O jornal “Terceira Via” decidiu fazer uma matéria muito curiosa a partir de uma premissa ainda mais curiosa envolvendo a decisão das instituições de ensino superior da cidade de Campos dos Goytacazes de não retomar as aulas presenciais. É que segundo os redatores do “Terceira Via”, se crianças estão tendo aulas em meio a uma pandemia letal, por que jovens adultos não podem também (ver imagem abaixo)?

escolas abertas

Eu que convivo há um ano e meio com aulas virtuais e noto a angústia que se apossou dos meus estudantes em não poderem estar frequentando o campus da Universidade Estadual do Norte Fluminense (Uenf), já que a maioria deles reconhece que isso seria um convite à contaminação em um país em que menos de 45% da população completou a rotina vacinal.
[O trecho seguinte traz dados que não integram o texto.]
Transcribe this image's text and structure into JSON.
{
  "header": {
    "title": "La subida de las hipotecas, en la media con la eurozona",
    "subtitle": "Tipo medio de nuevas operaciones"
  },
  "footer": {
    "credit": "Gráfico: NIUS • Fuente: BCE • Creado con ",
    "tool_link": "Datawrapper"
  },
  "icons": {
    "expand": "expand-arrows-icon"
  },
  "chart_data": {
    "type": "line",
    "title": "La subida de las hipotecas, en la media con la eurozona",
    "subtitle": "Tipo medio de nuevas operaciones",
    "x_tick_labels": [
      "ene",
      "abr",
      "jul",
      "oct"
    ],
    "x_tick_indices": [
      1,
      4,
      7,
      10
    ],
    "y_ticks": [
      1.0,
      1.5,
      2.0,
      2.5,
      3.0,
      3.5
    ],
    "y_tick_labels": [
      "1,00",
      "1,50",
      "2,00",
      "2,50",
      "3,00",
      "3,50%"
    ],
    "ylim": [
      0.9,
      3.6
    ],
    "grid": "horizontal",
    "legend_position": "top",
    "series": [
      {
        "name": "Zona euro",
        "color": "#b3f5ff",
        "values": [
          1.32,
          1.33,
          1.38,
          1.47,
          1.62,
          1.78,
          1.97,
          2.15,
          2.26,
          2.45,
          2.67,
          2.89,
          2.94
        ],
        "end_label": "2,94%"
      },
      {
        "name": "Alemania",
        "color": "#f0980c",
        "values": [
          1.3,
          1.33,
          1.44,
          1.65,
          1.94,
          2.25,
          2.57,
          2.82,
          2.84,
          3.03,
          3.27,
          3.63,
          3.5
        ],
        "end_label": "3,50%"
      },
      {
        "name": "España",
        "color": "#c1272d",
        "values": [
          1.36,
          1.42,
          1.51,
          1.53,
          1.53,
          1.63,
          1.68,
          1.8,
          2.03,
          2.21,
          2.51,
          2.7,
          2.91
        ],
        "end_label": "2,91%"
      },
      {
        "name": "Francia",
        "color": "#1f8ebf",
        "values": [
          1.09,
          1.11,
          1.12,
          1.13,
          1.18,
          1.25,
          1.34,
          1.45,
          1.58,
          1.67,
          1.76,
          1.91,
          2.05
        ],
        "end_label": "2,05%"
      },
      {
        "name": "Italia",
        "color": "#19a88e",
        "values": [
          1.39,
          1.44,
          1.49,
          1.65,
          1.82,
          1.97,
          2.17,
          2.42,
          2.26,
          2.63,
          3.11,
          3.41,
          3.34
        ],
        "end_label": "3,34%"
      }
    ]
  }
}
Assim, a pergunta que o “Terceira Via” deveria estar se fazendo é sobre como as aulas estão sendo ministradas em escolas municipais, na medida em que quem escreveu a referida matéria não se deu ao trabalho de fazer um levantamento mínimo sobre casos de infecção pelo coronavírus na rede municipal de ensino, tanto entre profissionais de educação quanto entre os estudantes cujos pais optaram por enviar os seus filhos às aulas presenciais.

O curioso é que no dia de hoje o mesmo “Terceira Via” noticiou o falecimento de mais um empresário campista em função da COVID-19. Aliás, eu já perdi a conta de quantos proprietários de estabelecimentos comerciais de Campos dos Goytacazes já morreram em função das complicações causadas pela infecção causada pelo SARS-Cov-2.  Sobre isso, não me lembro de ter lido matéria do Terceira Via.

Se estivessem dispostos a contribuir para a educação da população sobre os riscos de menosprezar as regras de isolamento social e do uso de equipamentos de proteção individual, os editores da Terceira Via iriam gastar o tempo dos seus repórteres com informação e não com tentativas mal enjambradas de pautar os dirigentes de instituições de ensino superior para atender os interesses de sabe-se lá quem.

Eu aproveito para devolver a questão proposta pelos redatores do Terceira Via: se as universidades não estão abertas para diminuir a possibilidade de mais casos de COVID-19, por que raios as nossas crianças estão sendo encurraladas em aulas presenciais?